The first point to understand is the relationship between the fraction of lithium ions inside the electrode material vs. the notion of empty or full. When the graphite or carbon anode is completely devoid of lithium ions, the cell is truly empty. In other words, there are no available lithium ions and consequently, no “stored” charge. From that earlier post, one can see that the composite cell voltage can be very low, somewhere near 1V or even less. Cells never operate near that low voltage point. A truly empty battery cell has most likely incurred serious damage to its internal structure. If any of your lithium ion cells measure less than 2V, it is time to discard them. As a result, most battery cells consider a safe lowest operating voltage to be between 2.5V and 3.0V. This is the definition that one may get from the battery manufacturer. In practice, however, a smartphone will display 0% when the cell voltage is near 3.3V. This is because several electronics components, most notably the power amplifier for the radio, will not operate efficiently below 3.3V. Consequently, your mobile device shuts off at that low voltage threshold. This is the definition of zero as made by the mobile device maker. In either case, you will observe that the definition of empty is usually related to a low operating voltage threshold, and less so about being “empty.”

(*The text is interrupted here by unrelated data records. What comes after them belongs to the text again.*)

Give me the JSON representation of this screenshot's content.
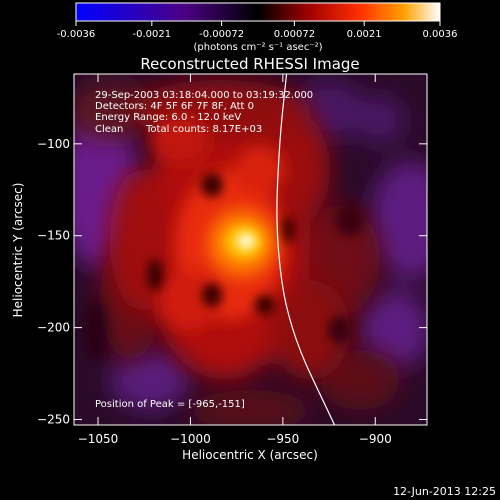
{
  "colorbar": {
    "tick_labels": [
      "-0.0036",
      "-0.0021",
      "-0.00072",
      "0.00072",
      "0.0021",
      "0.0036"
    ],
    "unit_label": "(photons cm⁻² s⁻¹ asec⁻²)",
    "range": [
      -0.0036,
      0.0036
    ]
  },
  "title": "Reconstructed RHESSI Image",
  "info": {
    "time_range": "29-Sep-2003 03:18:04.000 to 03:19:32.000",
    "detectors": "Detectors: 4F 5F 6F 7F 8F, Att 0",
    "energy": "Energy Range: 6.0 - 12.0 keV",
    "algorithm": "Clean",
    "counts": "Total counts: 8.17E+03"
  },
  "peak_label": "Position of Peak = [-965,-151]",
  "footer_date": "12-Jun-2013 12:25",
  "chart_data": {
    "type": "heatmap",
    "title": "Reconstructed RHESSI Image",
    "xlabel": "Heliocentric X (arcsec)",
    "ylabel": "Heliocentric Y (arcsec)",
    "xlim": [
      -1063,
      -872
    ],
    "ylim": [
      -253,
      -62
    ],
    "x_ticks": [
      -1050,
      -1000,
      -950,
      -900
    ],
    "y_ticks": [
      -100,
      -150,
      -200,
      -250
    ],
    "x_tick_labels": [
      "−1050",
      "−1000",
      "−950",
      "−900"
    ],
    "y_tick_labels": [
      "−100",
      "−150",
      "−200",
      "−250"
    ],
    "peak": {
      "x": -965,
      "y": -151,
      "value": 0.0036
    },
    "limb_curve": [
      [
        -948,
        -62
      ],
      [
        -952,
        -100
      ],
      [
        -954,
        -150
      ],
      [
        -947,
        -200
      ],
      [
        -922,
        -253
      ]
    ],
    "colormap": [
      "#0000ff",
      "#4b0082",
      "#000000",
      "#8b0000",
      "#ff2a00",
      "#ff9a00",
      "#ffff80",
      "#ffffff"
    ]
  }
}
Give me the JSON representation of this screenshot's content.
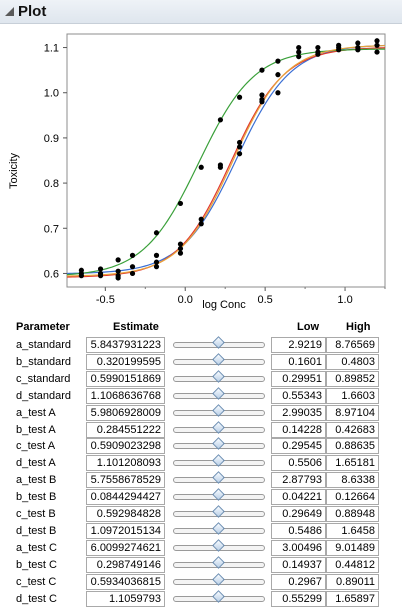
{
  "header": {
    "title": "Plot"
  },
  "plot": {
    "ylabel": "Toxicity",
    "xlabel": "log Conc",
    "xticks": [
      "-0.5",
      "0.0",
      "0.5",
      "1.0"
    ],
    "yticks": [
      "0.6",
      "0.7",
      "0.8",
      "0.9",
      "1.0",
      "1.1"
    ]
  },
  "chart_data": {
    "type": "scatter",
    "xlabel": "log Conc",
    "ylabel": "Toxicity",
    "xlim": [
      -0.74,
      1.25
    ],
    "ylim": [
      0.57,
      1.13
    ],
    "grid": false,
    "series": [
      {
        "color": "#3b6fd4",
        "curve": {
          "a": 0.5990151869,
          "b": 0.320199595,
          "c": 5.843793122,
          "d": 1.1068636768
        }
      },
      {
        "color": "#e03a2e",
        "curve": {
          "a": 0.5909023298,
          "b": 0.284551222,
          "c": 5.9806928009,
          "d": 1.101208093
        }
      },
      {
        "color": "#3aa03a",
        "curve": {
          "a": 0.592984828,
          "b": 0.0844294427,
          "c": 5.7558678529,
          "d": 1.0972015134
        }
      },
      {
        "color": "#e8a33a",
        "curve": {
          "a": 0.5934036815,
          "b": 0.298749146,
          "c": 6.0099274621,
          "d": 1.1059793
        }
      }
    ],
    "points": [
      {
        "x": -0.65,
        "y": 0.607
      },
      {
        "x": -0.65,
        "y": 0.6
      },
      {
        "x": -0.65,
        "y": 0.595
      },
      {
        "x": -0.53,
        "y": 0.61
      },
      {
        "x": -0.53,
        "y": 0.6
      },
      {
        "x": -0.53,
        "y": 0.595
      },
      {
        "x": -0.42,
        "y": 0.63
      },
      {
        "x": -0.42,
        "y": 0.605
      },
      {
        "x": -0.42,
        "y": 0.595
      },
      {
        "x": -0.42,
        "y": 0.59
      },
      {
        "x": -0.33,
        "y": 0.64
      },
      {
        "x": -0.33,
        "y": 0.615
      },
      {
        "x": -0.33,
        "y": 0.6
      },
      {
        "x": -0.18,
        "y": 0.69
      },
      {
        "x": -0.18,
        "y": 0.64
      },
      {
        "x": -0.18,
        "y": 0.625
      },
      {
        "x": -0.18,
        "y": 0.615
      },
      {
        "x": -0.03,
        "y": 0.755
      },
      {
        "x": -0.03,
        "y": 0.665
      },
      {
        "x": -0.03,
        "y": 0.655
      },
      {
        "x": -0.03,
        "y": 0.645
      },
      {
        "x": 0.1,
        "y": 0.835
      },
      {
        "x": 0.1,
        "y": 0.72
      },
      {
        "x": 0.1,
        "y": 0.71
      },
      {
        "x": 0.22,
        "y": 0.94
      },
      {
        "x": 0.22,
        "y": 0.84
      },
      {
        "x": 0.22,
        "y": 0.835
      },
      {
        "x": 0.34,
        "y": 0.99
      },
      {
        "x": 0.34,
        "y": 0.89
      },
      {
        "x": 0.34,
        "y": 0.88
      },
      {
        "x": 0.34,
        "y": 0.865
      },
      {
        "x": 0.48,
        "y": 1.05
      },
      {
        "x": 0.48,
        "y": 0.995
      },
      {
        "x": 0.48,
        "y": 0.985
      },
      {
        "x": 0.48,
        "y": 0.98
      },
      {
        "x": 0.58,
        "y": 1.07
      },
      {
        "x": 0.58,
        "y": 1.04
      },
      {
        "x": 0.58,
        "y": 1.0
      },
      {
        "x": 0.71,
        "y": 1.09
      },
      {
        "x": 0.71,
        "y": 1.1
      },
      {
        "x": 0.71,
        "y": 1.08
      },
      {
        "x": 0.83,
        "y": 1.1
      },
      {
        "x": 0.83,
        "y": 1.085
      },
      {
        "x": 0.83,
        "y": 1.09
      },
      {
        "x": 0.96,
        "y": 1.105
      },
      {
        "x": 0.96,
        "y": 1.095
      },
      {
        "x": 0.96,
        "y": 1.1
      },
      {
        "x": 1.08,
        "y": 1.11
      },
      {
        "x": 1.08,
        "y": 1.1
      },
      {
        "x": 1.08,
        "y": 1.095
      },
      {
        "x": 1.2,
        "y": 1.115
      },
      {
        "x": 1.2,
        "y": 1.105
      },
      {
        "x": 1.2,
        "y": 1.09
      }
    ]
  },
  "table": {
    "headers": {
      "parameter": "Parameter",
      "estimate": "Estimate",
      "low": "Low",
      "high": "High"
    },
    "rows": [
      {
        "name": "a_standard",
        "estimate": "5.8437931223",
        "low": "2.9219",
        "high": "8.76569"
      },
      {
        "name": "b_standard",
        "estimate": "0.320199595",
        "low": "0.1601",
        "high": "0.4803"
      },
      {
        "name": "c_standard",
        "estimate": "0.5990151869",
        "low": "0.29951",
        "high": "0.89852"
      },
      {
        "name": "d_standard",
        "estimate": "1.1068636768",
        "low": "0.55343",
        "high": "1.6603"
      },
      {
        "name": "a_test A",
        "estimate": "5.9806928009",
        "low": "2.99035",
        "high": "8.97104"
      },
      {
        "name": "b_test A",
        "estimate": "0.284551222",
        "low": "0.14228",
        "high": "0.42683"
      },
      {
        "name": "c_test A",
        "estimate": "0.5909023298",
        "low": "0.29545",
        "high": "0.88635"
      },
      {
        "name": "d_test A",
        "estimate": "1.101208093",
        "low": "0.5506",
        "high": "1.65181"
      },
      {
        "name": "a_test B",
        "estimate": "5.7558678529",
        "low": "2.87793",
        "high": "8.6338"
      },
      {
        "name": "b_test B",
        "estimate": "0.0844294427",
        "low": "0.04221",
        "high": "0.12664"
      },
      {
        "name": "c_test B",
        "estimate": "0.592984828",
        "low": "0.29649",
        "high": "0.88948"
      },
      {
        "name": "d_test B",
        "estimate": "1.0972015134",
        "low": "0.5486",
        "high": "1.6458"
      },
      {
        "name": "a_test C",
        "estimate": "6.0099274621",
        "low": "3.00496",
        "high": "9.01489"
      },
      {
        "name": "b_test C",
        "estimate": "0.298749146",
        "low": "0.14937",
        "high": "0.44812"
      },
      {
        "name": "c_test C",
        "estimate": "0.5934036815",
        "low": "0.2967",
        "high": "0.89011"
      },
      {
        "name": "d_test C",
        "estimate": "1.1059793",
        "low": "0.55299",
        "high": "1.65897"
      }
    ]
  }
}
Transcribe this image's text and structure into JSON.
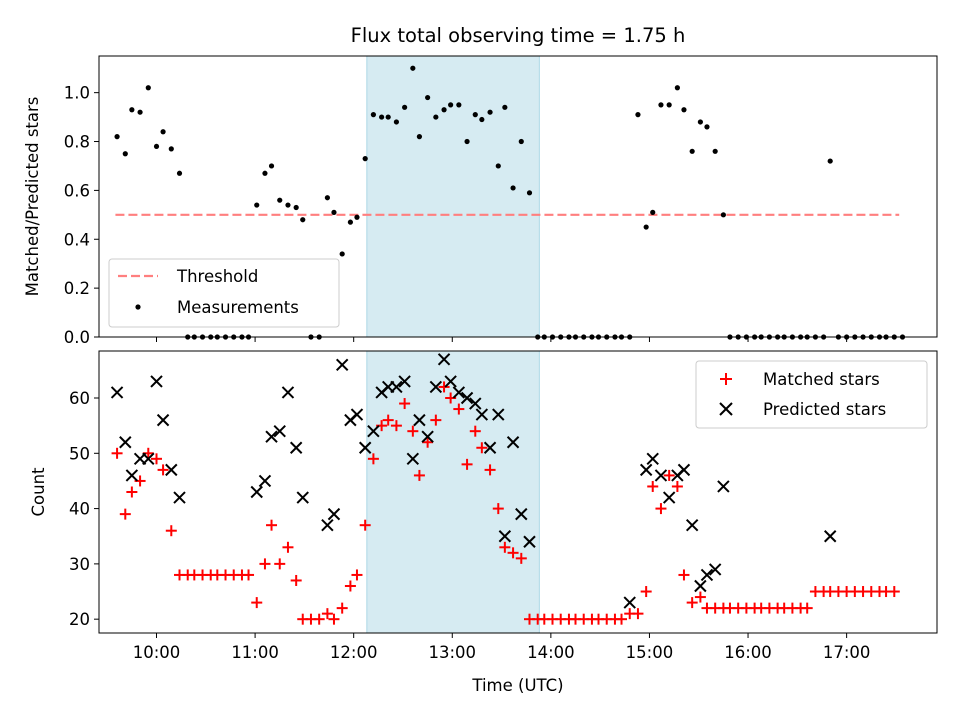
{
  "colors": {
    "threshold": "#ff7f7f",
    "measurement": "#000000",
    "matched": "#ff0000",
    "predicted": "#000000",
    "shade": "#add8e6"
  },
  "chart_data": [
    {
      "type": "scatter",
      "title": "Flux total observing time = 1.75 h",
      "xlabel": "",
      "ylabel": "Matched/Predicted stars",
      "ylim": [
        0,
        1.15
      ],
      "yticks": [
        "0.0",
        "0.2",
        "0.4",
        "0.6",
        "0.8",
        "1.0"
      ],
      "xlim": [
        "09:25",
        "17:55"
      ],
      "shaded_region": [
        "12:08",
        "13:53"
      ],
      "legend_position": "lower-left",
      "threshold": {
        "name": "Threshold",
        "y": 0.5,
        "x": [
          "09:35",
          "17:32"
        ]
      },
      "series": [
        {
          "name": "Measurements",
          "marker": "dot",
          "points": [
            [
              "09:36",
              0.82
            ],
            [
              "09:41",
              0.75
            ],
            [
              "09:45",
              0.93
            ],
            [
              "09:50",
              0.92
            ],
            [
              "09:55",
              1.02
            ],
            [
              "10:00",
              0.78
            ],
            [
              "10:04",
              0.84
            ],
            [
              "10:09",
              0.77
            ],
            [
              "10:14",
              0.67
            ],
            [
              "10:19",
              0.0
            ],
            [
              "10:23",
              0.0
            ],
            [
              "10:28",
              0.0
            ],
            [
              "10:33",
              0.0
            ],
            [
              "10:37",
              0.0
            ],
            [
              "10:42",
              0.0
            ],
            [
              "10:47",
              0.0
            ],
            [
              "10:52",
              0.0
            ],
            [
              "10:56",
              0.0
            ],
            [
              "11:01",
              0.54
            ],
            [
              "11:06",
              0.67
            ],
            [
              "11:10",
              0.7
            ],
            [
              "11:15",
              0.56
            ],
            [
              "11:20",
              0.54
            ],
            [
              "11:25",
              0.53
            ],
            [
              "11:29",
              0.48
            ],
            [
              "11:34",
              0.0
            ],
            [
              "11:39",
              0.0
            ],
            [
              "11:44",
              0.57
            ],
            [
              "11:48",
              0.51
            ],
            [
              "11:53",
              0.34
            ],
            [
              "11:58",
              0.47
            ],
            [
              "12:02",
              0.49
            ],
            [
              "12:07",
              0.73
            ],
            [
              "12:12",
              0.91
            ],
            [
              "12:17",
              0.9
            ],
            [
              "12:21",
              0.9
            ],
            [
              "12:26",
              0.88
            ],
            [
              "12:31",
              0.94
            ],
            [
              "12:36",
              1.1
            ],
            [
              "12:40",
              0.82
            ],
            [
              "12:45",
              0.98
            ],
            [
              "12:50",
              0.9
            ],
            [
              "12:55",
              0.93
            ],
            [
              "12:59",
              0.95
            ],
            [
              "13:04",
              0.95
            ],
            [
              "13:09",
              0.8
            ],
            [
              "13:14",
              0.91
            ],
            [
              "13:18",
              0.89
            ],
            [
              "13:23",
              0.92
            ],
            [
              "13:28",
              0.7
            ],
            [
              "13:32",
              0.94
            ],
            [
              "13:37",
              0.61
            ],
            [
              "13:42",
              0.8
            ],
            [
              "13:47",
              0.59
            ],
            [
              "13:52",
              0.0
            ],
            [
              "13:56",
              0.0
            ],
            [
              "14:01",
              0.0
            ],
            [
              "14:06",
              0.0
            ],
            [
              "14:11",
              0.0
            ],
            [
              "14:15",
              0.0
            ],
            [
              "14:20",
              0.0
            ],
            [
              "14:25",
              0.0
            ],
            [
              "14:29",
              0.0
            ],
            [
              "14:34",
              0.0
            ],
            [
              "14:39",
              0.0
            ],
            [
              "14:43",
              0.0
            ],
            [
              "14:48",
              0.0
            ],
            [
              "14:53",
              0.91
            ],
            [
              "14:58",
              0.45
            ],
            [
              "15:02",
              0.51
            ],
            [
              "15:07",
              0.95
            ],
            [
              "15:12",
              0.95
            ],
            [
              "15:17",
              1.02
            ],
            [
              "15:21",
              0.93
            ],
            [
              "15:26",
              0.76
            ],
            [
              "15:31",
              0.88
            ],
            [
              "15:35",
              0.86
            ],
            [
              "15:40",
              0.76
            ],
            [
              "15:45",
              0.5
            ],
            [
              "15:49",
              0.0
            ],
            [
              "15:54",
              0.0
            ],
            [
              "15:59",
              0.0
            ],
            [
              "16:04",
              0.0
            ],
            [
              "16:08",
              0.0
            ],
            [
              "16:13",
              0.0
            ],
            [
              "16:18",
              0.0
            ],
            [
              "16:22",
              0.0
            ],
            [
              "16:27",
              0.0
            ],
            [
              "16:32",
              0.0
            ],
            [
              "16:36",
              0.0
            ],
            [
              "16:41",
              0.0
            ],
            [
              "16:46",
              0.0
            ],
            [
              "16:50",
              0.72
            ],
            [
              "16:55",
              0.0
            ],
            [
              "17:00",
              0.0
            ],
            [
              "17:05",
              0.0
            ],
            [
              "17:10",
              0.0
            ],
            [
              "17:15",
              0.0
            ],
            [
              "17:20",
              0.0
            ],
            [
              "17:24",
              0.0
            ],
            [
              "17:29",
              0.0
            ],
            [
              "17:34",
              0.0
            ]
          ]
        }
      ]
    },
    {
      "type": "scatter",
      "title": "",
      "xlabel": "Time (UTC)",
      "ylabel": "Count",
      "ylim": [
        17.5,
        68.5
      ],
      "yticks": [
        "20",
        "30",
        "40",
        "50",
        "60"
      ],
      "xlim": [
        "09:25",
        "17:55"
      ],
      "xticks": [
        "10:00",
        "11:00",
        "12:00",
        "13:00",
        "14:00",
        "15:00",
        "16:00",
        "17:00"
      ],
      "shaded_region": [
        "12:08",
        "13:53"
      ],
      "legend_position": "upper-right",
      "series": [
        {
          "name": "Matched stars",
          "marker": "plus",
          "points": [
            [
              "09:36",
              50
            ],
            [
              "09:41",
              39
            ],
            [
              "09:45",
              43
            ],
            [
              "09:50",
              45
            ],
            [
              "09:55",
              50
            ],
            [
              "10:00",
              49
            ],
            [
              "10:04",
              47
            ],
            [
              "10:09",
              36
            ],
            [
              "10:14",
              28
            ],
            [
              "10:19",
              28
            ],
            [
              "10:23",
              28
            ],
            [
              "10:28",
              28
            ],
            [
              "10:33",
              28
            ],
            [
              "10:37",
              28
            ],
            [
              "10:42",
              28
            ],
            [
              "10:47",
              28
            ],
            [
              "10:52",
              28
            ],
            [
              "10:56",
              28
            ],
            [
              "11:01",
              23
            ],
            [
              "11:06",
              30
            ],
            [
              "11:10",
              37
            ],
            [
              "11:15",
              30
            ],
            [
              "11:20",
              33
            ],
            [
              "11:25",
              27
            ],
            [
              "11:29",
              20
            ],
            [
              "11:34",
              20
            ],
            [
              "11:39",
              20
            ],
            [
              "11:44",
              21
            ],
            [
              "11:48",
              20
            ],
            [
              "11:53",
              22
            ],
            [
              "11:58",
              26
            ],
            [
              "12:02",
              28
            ],
            [
              "12:07",
              37
            ],
            [
              "12:12",
              49
            ],
            [
              "12:17",
              55
            ],
            [
              "12:21",
              56
            ],
            [
              "12:26",
              55
            ],
            [
              "12:31",
              59
            ],
            [
              "12:36",
              54
            ],
            [
              "12:40",
              46
            ],
            [
              "12:45",
              52
            ],
            [
              "12:50",
              56
            ],
            [
              "12:55",
              62
            ],
            [
              "12:59",
              60
            ],
            [
              "13:04",
              58
            ],
            [
              "13:09",
              48
            ],
            [
              "13:14",
              54
            ],
            [
              "13:18",
              51
            ],
            [
              "13:23",
              47
            ],
            [
              "13:28",
              40
            ],
            [
              "13:32",
              33
            ],
            [
              "13:37",
              32
            ],
            [
              "13:42",
              31
            ],
            [
              "13:47",
              20
            ],
            [
              "13:52",
              20
            ],
            [
              "13:56",
              20
            ],
            [
              "14:01",
              20
            ],
            [
              "14:06",
              20
            ],
            [
              "14:11",
              20
            ],
            [
              "14:15",
              20
            ],
            [
              "14:20",
              20
            ],
            [
              "14:25",
              20
            ],
            [
              "14:29",
              20
            ],
            [
              "14:34",
              20
            ],
            [
              "14:39",
              20
            ],
            [
              "14:43",
              20
            ],
            [
              "14:48",
              21
            ],
            [
              "14:53",
              21
            ],
            [
              "14:58",
              25
            ],
            [
              "15:02",
              44
            ],
            [
              "15:07",
              40
            ],
            [
              "15:12",
              46
            ],
            [
              "15:17",
              44
            ],
            [
              "15:21",
              28
            ],
            [
              "15:26",
              23
            ],
            [
              "15:31",
              24
            ],
            [
              "15:35",
              22
            ],
            [
              "15:40",
              22
            ],
            [
              "15:45",
              22
            ],
            [
              "15:49",
              22
            ],
            [
              "15:54",
              22
            ],
            [
              "15:59",
              22
            ],
            [
              "16:04",
              22
            ],
            [
              "16:08",
              22
            ],
            [
              "16:13",
              22
            ],
            [
              "16:18",
              22
            ],
            [
              "16:22",
              22
            ],
            [
              "16:27",
              22
            ],
            [
              "16:32",
              22
            ],
            [
              "16:36",
              22
            ],
            [
              "16:41",
              25
            ],
            [
              "16:46",
              25
            ],
            [
              "16:50",
              25
            ],
            [
              "16:55",
              25
            ],
            [
              "17:00",
              25
            ],
            [
              "17:05",
              25
            ],
            [
              "17:10",
              25
            ],
            [
              "17:15",
              25
            ],
            [
              "17:20",
              25
            ],
            [
              "17:24",
              25
            ],
            [
              "17:29",
              25
            ]
          ]
        },
        {
          "name": "Predicted stars",
          "marker": "x",
          "points": [
            [
              "09:36",
              61
            ],
            [
              "09:41",
              52
            ],
            [
              "09:45",
              46
            ],
            [
              "09:50",
              49
            ],
            [
              "09:55",
              49
            ],
            [
              "10:00",
              63
            ],
            [
              "10:04",
              56
            ],
            [
              "10:09",
              47
            ],
            [
              "10:14",
              42
            ],
            [
              "11:01",
              43
            ],
            [
              "11:06",
              45
            ],
            [
              "11:10",
              53
            ],
            [
              "11:15",
              54
            ],
            [
              "11:20",
              61
            ],
            [
              "11:25",
              51
            ],
            [
              "11:29",
              42
            ],
            [
              "11:44",
              37
            ],
            [
              "11:48",
              39
            ],
            [
              "11:53",
              66
            ],
            [
              "11:58",
              56
            ],
            [
              "12:02",
              57
            ],
            [
              "12:07",
              51
            ],
            [
              "12:12",
              54
            ],
            [
              "12:17",
              61
            ],
            [
              "12:21",
              62
            ],
            [
              "12:26",
              62
            ],
            [
              "12:31",
              63
            ],
            [
              "12:36",
              49
            ],
            [
              "12:40",
              56
            ],
            [
              "12:45",
              53
            ],
            [
              "12:50",
              62
            ],
            [
              "12:55",
              67
            ],
            [
              "12:59",
              63
            ],
            [
              "13:04",
              61
            ],
            [
              "13:09",
              60
            ],
            [
              "13:14",
              59
            ],
            [
              "13:18",
              57
            ],
            [
              "13:23",
              51
            ],
            [
              "13:28",
              57
            ],
            [
              "13:32",
              35
            ],
            [
              "13:37",
              52
            ],
            [
              "13:42",
              39
            ],
            [
              "13:47",
              34
            ],
            [
              "14:48",
              23
            ],
            [
              "14:58",
              47
            ],
            [
              "15:02",
              49
            ],
            [
              "15:07",
              46
            ],
            [
              "15:12",
              42
            ],
            [
              "15:17",
              46
            ],
            [
              "15:21",
              47
            ],
            [
              "15:26",
              37
            ],
            [
              "15:31",
              26
            ],
            [
              "15:35",
              28
            ],
            [
              "15:40",
              29
            ],
            [
              "15:45",
              44
            ],
            [
              "16:50",
              35
            ]
          ]
        }
      ]
    }
  ]
}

The chart below illustrates the dependence of voltage on the amount of charge taken out of the cell during discharge. When the battery is fully charged — to the far left of the chart — the voltage is at its maximum. As charge is slowly removed from the cell, the voltage declines. At some point near 3.6V, it begins to drop precipitously; in other words, one needs to take out only a small amount of charge before the voltage drops rapidly. The rate at which the voltage declines depends on the choice of material. The chart below shows the voltage dependence for a battery that is made with a carbon anode and a lithium-cobalt-oxide (LCO) alloy cathode. The battery nominally stores 3,000 mAh.
If you think about this chart for a brief moment, you will quickly realize that the area under the curve is the amount of energy stored in the battery — after all, energy is the product of charge and voltage. So let’s compare this to NiMH batteries that have a nominal cell voltage of 1.2V. Which one has a higher energy density? Naturally, lithium-ion: by at least a factor of 3X.
What about the definition of the 100% point? Is the battery full and hence cannot accept more charge? Not really. The definition of 100% is simple: the terminal voltage of the battery has reached 4.35V (sometimes, it is 4.2V but more often in consumer devices, it is 4.35V). This voltage threshold is strictly due to safety. Above 4.35V, three unsafe mechanisms begin to take place. First, lithium plating occurs in lithium ion batteries that use a carbon-based anode. These lithium metal deposits can short the cell and cause a fire. Second, the electrolyte, being liquid or gel-based, deteriorates rapidly and decomposes. The electrolyte is the medium through which the lithium ions can travel from one electrode to the other. And finally, the structure of the cathode itself begins to change its material phase and it becomes unstable.
So there you have it, empty is really not empty, and full is really not full. Both limits are defined primarily on the basis of safety and practical utilization of the battery.